Kinshasa paralysée : l’opposition défie le pouvoir sur la réforme constitutionnelle

Une capitale congolaise à l’arrêt face à l’intransigeance du gouvernement

La capitale de la République démocratique du Congo a connu une journée d’une rare intensité hier, marquée par une mobilisation massive de l’opposition contre le projet de réforme constitutionnelle porté par le président Félix Tshisekedi. Alors que la Coalition Article 64, regroupant plusieurs partis politiques, avait décrété une « journée ville morte », les rues de Kinshasa se sont vidées, révélant un climat politique tendu entre les deux camps.

Malgré l’appel des opposants, le pouvoir exécutif maintient fermement son intention de faire avancer cette réforme, plongeant le pays dans un nouveau bras de fer institutionnel. Chaque faction clame la victoire : l’opposition évoque une adhésion populaire sans précédent, tandis que la majorité présidentielle minimise l’impact de la mobilisation.

Des rues désertes et une population sous pression

Dès le lever du jour, la capitale congolaise affichait un visage inhabituel. Les écoles fermées, les boutiques verrouillées et l’absence totale de circulation ont confirmé l’efficacité partielle de l’appel lancé par les partis de l’opposition. Les forces de sécurité, déployées en nombre, ont contribué à renforcer l’atmosphère de tension.

Les témoignages recueillis auprès des habitants illustrent une population partagée entre la peur des heurts et le rejet de la réforme. « Je n’ai vu aucun élève ni aucune voiture circuler. Les magasins sont fermés. Personne ne veut changer la Constitution. Si nous n’avions pas répondu à cet appel, nous serions tous en train de travailler. Le peuple refuse cette révision », confie un résident du quartier de Limete.

Un autre habitant, craignant les restrictions imposées par les forces de l’ordre, raconte : « Ici, c’est la paralysie totale. Les militaires et policiers empêchent les gens de sortir. Impossible de circuler à pied ou en moto. Les commerces sont tous fermés. La situation est intenable. »

L’opposition revendique un succès historique

À la fin de cette journée de protestation, les leaders de la Coalition Article 64 ont dressé un bilan qu’ils qualifient de « triomphal ». Selon eux, la population kinoise a massivement répondu à leur appel, avec un taux de participation estimé à près de 100 %. Prince Epenge, porte-parole du mouvement Lamuka, a souligné que cette mobilisation constituait un désaveu cinglant pour le chef de l’État.

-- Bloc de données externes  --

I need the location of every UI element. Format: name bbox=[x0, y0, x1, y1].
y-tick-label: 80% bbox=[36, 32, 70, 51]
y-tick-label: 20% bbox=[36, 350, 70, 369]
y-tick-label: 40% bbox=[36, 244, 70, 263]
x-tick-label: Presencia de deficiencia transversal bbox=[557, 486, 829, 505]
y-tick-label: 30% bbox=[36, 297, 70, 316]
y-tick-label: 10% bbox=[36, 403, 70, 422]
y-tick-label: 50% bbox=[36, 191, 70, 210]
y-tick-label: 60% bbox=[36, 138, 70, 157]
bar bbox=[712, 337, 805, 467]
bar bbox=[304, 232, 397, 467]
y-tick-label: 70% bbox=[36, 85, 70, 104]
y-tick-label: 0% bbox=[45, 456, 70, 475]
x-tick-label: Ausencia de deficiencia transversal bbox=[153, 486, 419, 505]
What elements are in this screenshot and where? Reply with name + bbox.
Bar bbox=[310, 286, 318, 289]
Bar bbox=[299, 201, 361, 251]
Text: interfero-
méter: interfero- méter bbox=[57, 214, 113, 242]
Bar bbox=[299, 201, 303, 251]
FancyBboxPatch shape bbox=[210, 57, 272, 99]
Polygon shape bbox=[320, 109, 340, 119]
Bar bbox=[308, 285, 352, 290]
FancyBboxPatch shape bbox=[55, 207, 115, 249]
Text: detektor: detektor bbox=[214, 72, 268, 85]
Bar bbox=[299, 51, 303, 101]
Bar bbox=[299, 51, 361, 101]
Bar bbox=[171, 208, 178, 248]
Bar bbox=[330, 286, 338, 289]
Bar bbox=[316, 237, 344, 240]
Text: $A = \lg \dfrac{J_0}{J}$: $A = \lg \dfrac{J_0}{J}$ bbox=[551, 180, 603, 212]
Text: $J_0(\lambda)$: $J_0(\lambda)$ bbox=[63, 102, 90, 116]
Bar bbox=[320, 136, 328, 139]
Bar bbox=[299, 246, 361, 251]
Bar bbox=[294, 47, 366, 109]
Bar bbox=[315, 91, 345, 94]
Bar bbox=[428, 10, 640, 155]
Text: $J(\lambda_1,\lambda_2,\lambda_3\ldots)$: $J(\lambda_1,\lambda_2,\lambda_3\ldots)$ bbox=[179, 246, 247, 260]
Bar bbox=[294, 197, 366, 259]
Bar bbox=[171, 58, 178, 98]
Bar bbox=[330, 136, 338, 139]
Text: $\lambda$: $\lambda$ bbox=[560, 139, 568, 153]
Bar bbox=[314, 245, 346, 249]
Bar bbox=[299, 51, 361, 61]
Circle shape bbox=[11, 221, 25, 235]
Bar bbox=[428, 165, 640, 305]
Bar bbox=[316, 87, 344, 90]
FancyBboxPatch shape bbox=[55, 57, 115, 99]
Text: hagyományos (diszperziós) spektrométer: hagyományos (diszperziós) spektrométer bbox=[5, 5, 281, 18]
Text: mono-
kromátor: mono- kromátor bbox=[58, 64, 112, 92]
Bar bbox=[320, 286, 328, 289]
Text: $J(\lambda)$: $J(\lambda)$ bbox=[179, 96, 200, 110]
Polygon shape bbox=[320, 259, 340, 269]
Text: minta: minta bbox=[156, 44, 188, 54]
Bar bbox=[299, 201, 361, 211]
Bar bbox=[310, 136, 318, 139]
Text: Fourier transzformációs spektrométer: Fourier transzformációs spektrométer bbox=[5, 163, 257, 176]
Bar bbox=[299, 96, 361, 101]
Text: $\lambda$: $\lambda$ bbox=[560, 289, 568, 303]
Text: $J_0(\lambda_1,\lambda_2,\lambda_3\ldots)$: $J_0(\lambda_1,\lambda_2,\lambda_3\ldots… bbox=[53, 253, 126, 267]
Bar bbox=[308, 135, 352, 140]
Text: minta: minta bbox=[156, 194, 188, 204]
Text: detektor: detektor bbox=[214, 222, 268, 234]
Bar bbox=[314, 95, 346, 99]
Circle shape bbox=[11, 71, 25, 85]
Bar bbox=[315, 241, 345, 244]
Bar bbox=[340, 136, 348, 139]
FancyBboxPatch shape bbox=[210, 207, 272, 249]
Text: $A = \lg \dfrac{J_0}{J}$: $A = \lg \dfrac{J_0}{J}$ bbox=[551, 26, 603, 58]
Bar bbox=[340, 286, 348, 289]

« Les Kinois ont répondu à notre appel à 99,9 %. En restant chez eux, ils ont clairement désavoué Félix Tshisekedi et son projet de modifier la Constitution pour se maintenir au pouvoir. Il est temps pour lui de comprendre ce message fort envoyé par le peuple. »

Les responsables de l’opposition ont annoncé leur intention de poursuivre la lutte, promettant des actions encore plus percutantes dans les prochains jours pour faire obstacle à la réforme.

Le pouvoir contre-attaque et défend sa réforme

Face aux revendications de l’opposition, le camp présidentiel a réagi avec véhémence. Les partisans du président Tshisekedi assurent que la journée de protestation n’a eu qu’un impact limité sur la vie quotidienne de la capitale. Christian Lumu Lukusa, vice-président de la Ligue des jeunes de l’Union pour la démocratie et le progrès social (UDPS), a rejeté catégoriquement les allégations d’une mobilisation réussie.

« Malgré les tentatives de certains leaders de l’opposition pour semer la psychose et inciter à la violence, le peuple n’a pas suivi leur mot d’ordre. Je peux vous affirmer que Kinshasa est pleinement active. Les activités économiques et administratives se poursuivent normalement. »

Les responsables de la majorité présidentielle ont réaffirmé leur détermination à faire adopter la réforme constitutionnelle, qu’ils présentent comme une nécessité pour moderniser les institutions congolaises. « Ce projet répond à une exigence nationale et à une volonté de modernisation. Nous maintiendrons ce cap », a déclaré Christian Lumu Lukusa.

Un référendum en ligne de mire malgré les tensions

Selon les déclarations du camp présidentiel, la réforme constitutionnelle devra être soumise à un référendum. Cette annonce intervient après l’adoption, le 27 mai dernier, d’une proposition de loi référendaire par l’Assemblée nationale. Une décision qui ne manque pas de susciter de vives critiques de la part de l’opposition, qui qualifie cette initiative d’illégale au regard de la Constitution actuelle.

Ce désaccord profond entre les deux camps laisse présager de nouvelles confrontations politiques dans les semaines à venir. La tension entre pouvoir et opposition risque de s’aggraver, mettant en péril la stabilité institutionnelle du pays.